Существует лишь горстка иксперов – так я называю подобных себе, – которые старше меня, из них несколько человек – значительно старше, но большинство, если не все эти люди, страдают прогрессирующими нервными расстройствами, связанными с их врожденным дефектом. Трясущиеся руки и голова. Выпадение волос. Невнятная речь. Нарушения психики.

Что касается меня, то, если не считать вынужденной необходимости оберегать себя от света, я так же нормален, как любой другой человек. Я не альбинос, глаза мои не бесцветны, кожа не лишена пигмента.

И хотя меня, конечно, не сравнишь с загорелыми мальчиками с калифорнийских пляжей, призраком меня тоже не назовешь. Как ни забавно, но в освещенных свечами комнатах – этом ночном мире, где я обитаю, – мое лицо может даже показаться смуглым.

В моем положении каждый новый день – бесценный подарок, поэтому я пытаюсь прожить его как можно более насыщенно и достойно. Я смакую свою жизнь.

Я черпаю поводы для радости там же, где и все другие люди, но, помимо этого, заглядываю в такие уголки, где догадается пошарить далеко не каждый.

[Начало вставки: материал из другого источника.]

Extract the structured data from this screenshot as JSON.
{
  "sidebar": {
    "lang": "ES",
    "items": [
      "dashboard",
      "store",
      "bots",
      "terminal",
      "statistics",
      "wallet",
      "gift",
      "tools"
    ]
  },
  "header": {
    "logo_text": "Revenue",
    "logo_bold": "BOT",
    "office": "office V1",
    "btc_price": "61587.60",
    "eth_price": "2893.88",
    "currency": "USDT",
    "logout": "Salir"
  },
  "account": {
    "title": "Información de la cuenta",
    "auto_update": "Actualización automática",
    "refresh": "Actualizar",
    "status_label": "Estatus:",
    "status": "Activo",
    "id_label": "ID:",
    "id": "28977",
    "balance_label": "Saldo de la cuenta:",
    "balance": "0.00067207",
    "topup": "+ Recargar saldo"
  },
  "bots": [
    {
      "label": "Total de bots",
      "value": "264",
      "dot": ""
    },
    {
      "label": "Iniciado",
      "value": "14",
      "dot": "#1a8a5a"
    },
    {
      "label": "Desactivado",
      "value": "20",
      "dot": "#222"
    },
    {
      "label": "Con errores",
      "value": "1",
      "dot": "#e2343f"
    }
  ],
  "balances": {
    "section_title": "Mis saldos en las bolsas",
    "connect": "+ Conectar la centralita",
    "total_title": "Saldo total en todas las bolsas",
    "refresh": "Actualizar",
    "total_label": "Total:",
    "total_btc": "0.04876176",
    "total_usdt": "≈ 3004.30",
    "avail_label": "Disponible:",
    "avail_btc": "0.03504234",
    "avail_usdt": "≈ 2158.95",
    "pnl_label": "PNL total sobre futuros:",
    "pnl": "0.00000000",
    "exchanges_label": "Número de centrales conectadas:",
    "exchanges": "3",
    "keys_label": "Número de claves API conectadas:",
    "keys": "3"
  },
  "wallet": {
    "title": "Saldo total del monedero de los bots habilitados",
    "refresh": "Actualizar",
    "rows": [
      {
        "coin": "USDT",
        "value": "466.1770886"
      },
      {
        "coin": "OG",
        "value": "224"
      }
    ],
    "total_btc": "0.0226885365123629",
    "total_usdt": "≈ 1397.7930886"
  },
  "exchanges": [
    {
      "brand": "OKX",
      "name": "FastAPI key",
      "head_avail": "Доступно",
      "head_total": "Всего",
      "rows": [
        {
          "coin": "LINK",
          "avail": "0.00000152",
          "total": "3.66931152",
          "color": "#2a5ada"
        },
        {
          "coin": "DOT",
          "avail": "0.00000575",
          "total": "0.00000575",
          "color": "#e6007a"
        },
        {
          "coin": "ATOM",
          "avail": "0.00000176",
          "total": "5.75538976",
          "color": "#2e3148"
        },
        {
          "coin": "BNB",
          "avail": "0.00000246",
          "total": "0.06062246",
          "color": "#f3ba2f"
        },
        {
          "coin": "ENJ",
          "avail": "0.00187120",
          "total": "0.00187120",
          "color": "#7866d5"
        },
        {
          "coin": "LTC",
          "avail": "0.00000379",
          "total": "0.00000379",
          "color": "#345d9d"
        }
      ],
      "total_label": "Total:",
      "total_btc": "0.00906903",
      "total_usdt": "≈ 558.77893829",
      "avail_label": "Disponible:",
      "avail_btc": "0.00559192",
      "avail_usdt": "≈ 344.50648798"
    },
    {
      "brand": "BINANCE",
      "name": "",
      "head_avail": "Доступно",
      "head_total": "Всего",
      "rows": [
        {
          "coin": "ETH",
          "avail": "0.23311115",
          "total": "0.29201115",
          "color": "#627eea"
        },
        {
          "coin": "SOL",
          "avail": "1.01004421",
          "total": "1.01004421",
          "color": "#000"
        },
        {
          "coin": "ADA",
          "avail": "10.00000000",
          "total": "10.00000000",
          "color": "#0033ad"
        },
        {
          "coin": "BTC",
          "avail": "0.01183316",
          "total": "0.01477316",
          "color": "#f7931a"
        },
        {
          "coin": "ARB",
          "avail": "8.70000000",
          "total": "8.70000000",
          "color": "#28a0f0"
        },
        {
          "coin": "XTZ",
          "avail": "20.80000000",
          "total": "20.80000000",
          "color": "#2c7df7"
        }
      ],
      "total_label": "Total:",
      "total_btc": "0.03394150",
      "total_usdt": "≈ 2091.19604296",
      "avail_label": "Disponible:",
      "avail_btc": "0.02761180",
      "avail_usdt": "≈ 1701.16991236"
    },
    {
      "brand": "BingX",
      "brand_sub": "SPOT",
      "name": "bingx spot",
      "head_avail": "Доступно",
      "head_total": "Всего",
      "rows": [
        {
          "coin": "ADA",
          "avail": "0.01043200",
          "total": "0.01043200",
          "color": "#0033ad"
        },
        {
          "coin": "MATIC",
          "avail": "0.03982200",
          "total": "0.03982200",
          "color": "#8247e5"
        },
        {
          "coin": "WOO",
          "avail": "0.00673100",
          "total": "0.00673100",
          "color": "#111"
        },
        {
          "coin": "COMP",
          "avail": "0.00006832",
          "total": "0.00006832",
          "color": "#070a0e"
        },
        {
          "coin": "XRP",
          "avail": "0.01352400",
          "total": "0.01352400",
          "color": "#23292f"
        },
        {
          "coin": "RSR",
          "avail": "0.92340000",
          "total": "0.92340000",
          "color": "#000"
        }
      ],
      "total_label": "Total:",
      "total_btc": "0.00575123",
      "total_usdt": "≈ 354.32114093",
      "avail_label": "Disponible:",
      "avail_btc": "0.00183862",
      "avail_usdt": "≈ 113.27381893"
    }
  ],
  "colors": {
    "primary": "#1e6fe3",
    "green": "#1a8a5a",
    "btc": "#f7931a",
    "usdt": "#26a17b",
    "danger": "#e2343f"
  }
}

В двадцать третьем году до Рождества Христова поэт Гораций сказал: «Хватаясь за один день, лишаешь себя веры в завтра». Я же хватаюсь за ночь и скачу на ней, как на огромном черном жеребце.

Большинство моих соседей считают меня счастливейшим из всех живущих. В чем-то они правы. У меня был выбор – принять или отвергнуть счастье, – и я его сделал. Однако, если бы не мои родители, мне бы это не удалось. Мать и отец в корне изменили свою жизнь, чтобы со всей страстью, на которую были способны, защищать меня от смертоносного света. Они были вынуждены безустанно, до изнеможения, сохранять бдительность – до тех пор, пока я не стал достаточно большим, чтобы осознать повисшее надо мной проклятие.

Я выжил лишь благодаря их самоотверженным стараниям. Но самое главное, они подарили мне любовь и вкус к жизни, которые помогли мне избежать пучины отчаяния, не замкнуться в своей раковине.

Смерть мамы была внезапной. Она наверняка знала, насколько глубока моя любовь к ней, но как жаль, что в последний день ее жизни я не сумел сказать ей об этом еще раз.

Иногда, по ночам, на темном пляже, когда на небе нет ни облачка и его звездный свод заставляет меня чувствовать себя одновременно бессмертным и беззащитным, когда не дует ветер и даже морские волны накатываются на берег без шума, я рассказываю маме о том, как сильно любил ее и чем она была в моей жизни.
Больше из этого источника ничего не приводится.